Friday, August 15, 2014

Are you one of those people who salts their food before tasting it? According to a Washington Post story on a study published in the NEJM, salt intake is too high in 181 of 187 countries and accounts for 10% of cardiovascular related deaths. Next time you're salting up those French Fries, remember all process food is already loaded with salt.

 

Salt intake is too high in 181 of 187 countries around the world

 
 
August 14 at 3:03 PM
 

Virtually every adult on the planet consumes too much salt, Tufts University researchers have determined, with an average of 3.95 grams of sodium consumed per person per day--nearly double the two grams daily recommended by the World Health Organization.

The taste for soy in Asia, stews in Eastern Europe and bread and processed food in the United States leads to 1.65 million deaths annually from diseases attributable to excess sodium consumption, a major cause of high blood pressure the world over, according to a study published Thursday in the New England Journal of Medicine. Forty percent of those deaths occurred before the age of 70, and 84 percent were in low- and middle-income countries.

The death rate, mainly from heart disease and stroke, was lowest in Kenya (four deaths per million adults) and highest in Georgia (1,967 deaths per million).

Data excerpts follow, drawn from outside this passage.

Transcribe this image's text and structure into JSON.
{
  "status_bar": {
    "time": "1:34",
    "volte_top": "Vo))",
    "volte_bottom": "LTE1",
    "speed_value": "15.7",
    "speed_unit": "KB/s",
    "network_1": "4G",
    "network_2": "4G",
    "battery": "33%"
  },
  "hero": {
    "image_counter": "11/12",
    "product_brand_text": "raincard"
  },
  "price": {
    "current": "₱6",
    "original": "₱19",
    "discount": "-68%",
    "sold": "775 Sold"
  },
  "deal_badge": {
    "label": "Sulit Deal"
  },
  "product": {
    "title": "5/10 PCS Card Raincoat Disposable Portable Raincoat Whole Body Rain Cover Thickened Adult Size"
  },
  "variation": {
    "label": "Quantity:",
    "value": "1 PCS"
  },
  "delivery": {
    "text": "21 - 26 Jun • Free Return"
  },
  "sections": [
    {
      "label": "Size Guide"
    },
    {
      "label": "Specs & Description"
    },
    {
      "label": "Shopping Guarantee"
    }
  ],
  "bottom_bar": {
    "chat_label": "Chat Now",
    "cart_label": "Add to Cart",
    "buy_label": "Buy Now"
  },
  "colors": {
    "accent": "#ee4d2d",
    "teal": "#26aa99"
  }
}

In 181 of 187 countries for which data was available, adults consume too much sodium, the researchers concluded. Adults in only a handful of African nations -- notably Kenya, Cameroon and Gabon -- were able to keep their sodium consumption below the recommended level.

Nearly 10 percent of all deaths from cardiovascular causes were attributed to excess sodium intake. "One in 10 is quite large," said Dariush Mozzafarian, dean of the Friedman School of Nutrition Science and Policy at Tufts University, who led the research. He noted the "enormous rates of stroke in China, Eastern Europe and Central Asia."

Reduction of sodium intake leads to lower blood pressure and may result in fewer deaths. "What needs to be done is to have a national, coordinated policy" on salt in food for the United States, Mozzafarian said. The FDA has said it plans to work with the food and beverage industries to voluntarily reduce salt in food, an approach that has shown some success in the United Kingdom, Mozzafarian said.

Consumers need to "stand up and ask the government to do something about sodium in the food supply," he said.

In contrast to the recommendations of the WHO, the American Heart Association and other groups, a large study in the same edition of the New England Journal of Medicine reported that consumption of three to six grams of salt a day was associated with "a lower risk of death and cardiovascular events than was either a higher or lower estimated level of intake."

The study suggested that people who consumed fewer than three grams of sodium daily faced a 27% higher risk of death or a heart attack or stroke, underscoring the degree to which the proper amount of salt intake remains a controversial subject.

The Tufts researchers collected information on salt intake in 66 countries that account for 74.1 percent of the world's adult population and modeled it for the rest. They estimated that regional average sodium consumption ranged from a low of 2.18 grams to a high of 5.51 grams, with the greatest salt consumption in eastern Europe and Central Asia.